This book was presented to me by my favorite aunty who is also a creative writer and she also used to read these stories with her cousins when she was of my age.
These detective stories were written by Satyajit Ray in Bengali and Gopa Majumdar translated the stories from Bengali into English and compiled them in this book. The stories were first published in two Bengali magazines, the most respected literary magazine of India Desh and the children’s magazine Sandesh. (The Sandesh magazine was first published by Satyajit Ray’s grandfather Upendrakishore Raychowdhury in 1913 through his publishing company, M/s U. Ray and Sons.)

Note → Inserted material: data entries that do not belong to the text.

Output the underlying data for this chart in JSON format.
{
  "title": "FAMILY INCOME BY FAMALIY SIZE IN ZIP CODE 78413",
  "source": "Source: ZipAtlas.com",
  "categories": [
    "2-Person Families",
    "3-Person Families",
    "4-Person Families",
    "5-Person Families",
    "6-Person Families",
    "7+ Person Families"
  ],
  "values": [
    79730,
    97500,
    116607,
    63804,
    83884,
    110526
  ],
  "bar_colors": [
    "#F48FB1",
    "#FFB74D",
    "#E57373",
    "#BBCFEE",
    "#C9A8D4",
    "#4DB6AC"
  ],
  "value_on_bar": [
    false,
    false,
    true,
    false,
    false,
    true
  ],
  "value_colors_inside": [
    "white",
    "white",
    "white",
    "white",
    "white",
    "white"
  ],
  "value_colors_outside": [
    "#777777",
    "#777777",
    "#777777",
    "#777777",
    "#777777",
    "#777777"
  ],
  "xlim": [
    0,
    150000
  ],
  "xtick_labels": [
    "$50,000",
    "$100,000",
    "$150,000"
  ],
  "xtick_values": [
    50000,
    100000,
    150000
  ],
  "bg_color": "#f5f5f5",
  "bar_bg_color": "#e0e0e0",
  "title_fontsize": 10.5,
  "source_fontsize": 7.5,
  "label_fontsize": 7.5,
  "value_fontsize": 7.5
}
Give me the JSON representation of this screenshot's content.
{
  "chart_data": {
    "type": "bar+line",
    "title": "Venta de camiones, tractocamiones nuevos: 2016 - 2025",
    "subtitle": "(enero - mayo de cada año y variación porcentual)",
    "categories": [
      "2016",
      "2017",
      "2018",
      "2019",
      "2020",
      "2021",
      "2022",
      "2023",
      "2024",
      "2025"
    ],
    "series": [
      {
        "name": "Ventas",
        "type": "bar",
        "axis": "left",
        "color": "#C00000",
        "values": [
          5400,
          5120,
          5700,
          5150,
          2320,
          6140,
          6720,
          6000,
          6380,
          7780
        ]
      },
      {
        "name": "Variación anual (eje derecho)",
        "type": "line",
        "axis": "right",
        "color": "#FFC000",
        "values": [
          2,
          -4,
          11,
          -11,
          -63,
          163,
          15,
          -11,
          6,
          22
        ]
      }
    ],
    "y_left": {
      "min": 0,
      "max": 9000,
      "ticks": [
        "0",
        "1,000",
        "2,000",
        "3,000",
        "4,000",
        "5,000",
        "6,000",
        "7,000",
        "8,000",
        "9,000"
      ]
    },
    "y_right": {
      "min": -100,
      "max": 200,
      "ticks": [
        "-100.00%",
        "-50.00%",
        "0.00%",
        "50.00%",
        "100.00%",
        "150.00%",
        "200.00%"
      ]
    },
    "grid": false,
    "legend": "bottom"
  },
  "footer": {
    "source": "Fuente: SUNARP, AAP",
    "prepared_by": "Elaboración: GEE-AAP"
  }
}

The stories of Feluda are very interesting and action-packed. This book is a favorite book for teenagers who like reading detective and mysterious stories.
The stories of Feluda are compiled in two volumes, and this review is about the first part.
The hero of these stories is a smart, 6 feet 2 inches tall, young investigator Pradosh C. Mitter nicknamed “Feluda” who solves complex mysteries and murder cases with the help of sharp observation, logical reasoning and deduction.
He is helped in all his adventures by his teenaged assistant Tapesh Ranjan, nicknamed Topshe. Their dear friend Lal Mohan Babu alias Jatayu, a bumbling writer of crime fiction, ably supports them in their travels and case solving.
Darjeeling serves as a great, scenic location as the mystery of ‘Danger in Darjeeling’ goes through its twists and turns
The stories are set in varied locations, from Varanasi to Gangtok, from Jaisalmer to Darjeeling, from Kathmandu to Ellora, and of course, the hometown of Feluda, Kolkata.
The plots involve murder, intrigue and adventure narrated in a racy, humorous style. It is a very entertaining book, to say the least.
There are many stories such as the “The Trouble in Gangtok” where Feluda has to go to Gangtok to solve a mystery. Next in the collection is “A Killer In Kailash”.
The third one is “The Royal Bengal Mystery” which unravels an ancient India riddle resulting in a spine-chilling jungle encounter with a deadly man-eater.
There are many more interesting stories, out of them “Danger in Darjeeling” is my favorite story.
In this story, Feluda and his teenage cousin Topshe go on a trip to Darjeeling and meet an elderly friend named Rajen Babu. He gets a threat letter that says that he will soon die.
Rajen Babu takes the help of Feluda – the young and dashing detective and asks him to find out who wrote this letter.
As the mystery unfolds, the needle of suspicion moves from one person to another and there are quite a few who fall under the shadow of doubt, and the suspense on the fate of Rajen Babu hangs by a thin wire. But ultimately, a twist in the tale brings out that the most unsuspected person was behind the whole plot.
This book is unputdownable. I took it with me on my travels too as it makes the reader want to reach the end of each story and know who is the real criminal. There are many more interesting stories like this and I would recommend reading and enjoying “Feluda’s” stories to young children and people who like mysterious stories.
I am now eager to pick up the second volume of The Complete Adventures of Feluda as soon as I can. Watch this space for my review of the second volume once I read it myself. Till then, happy reading!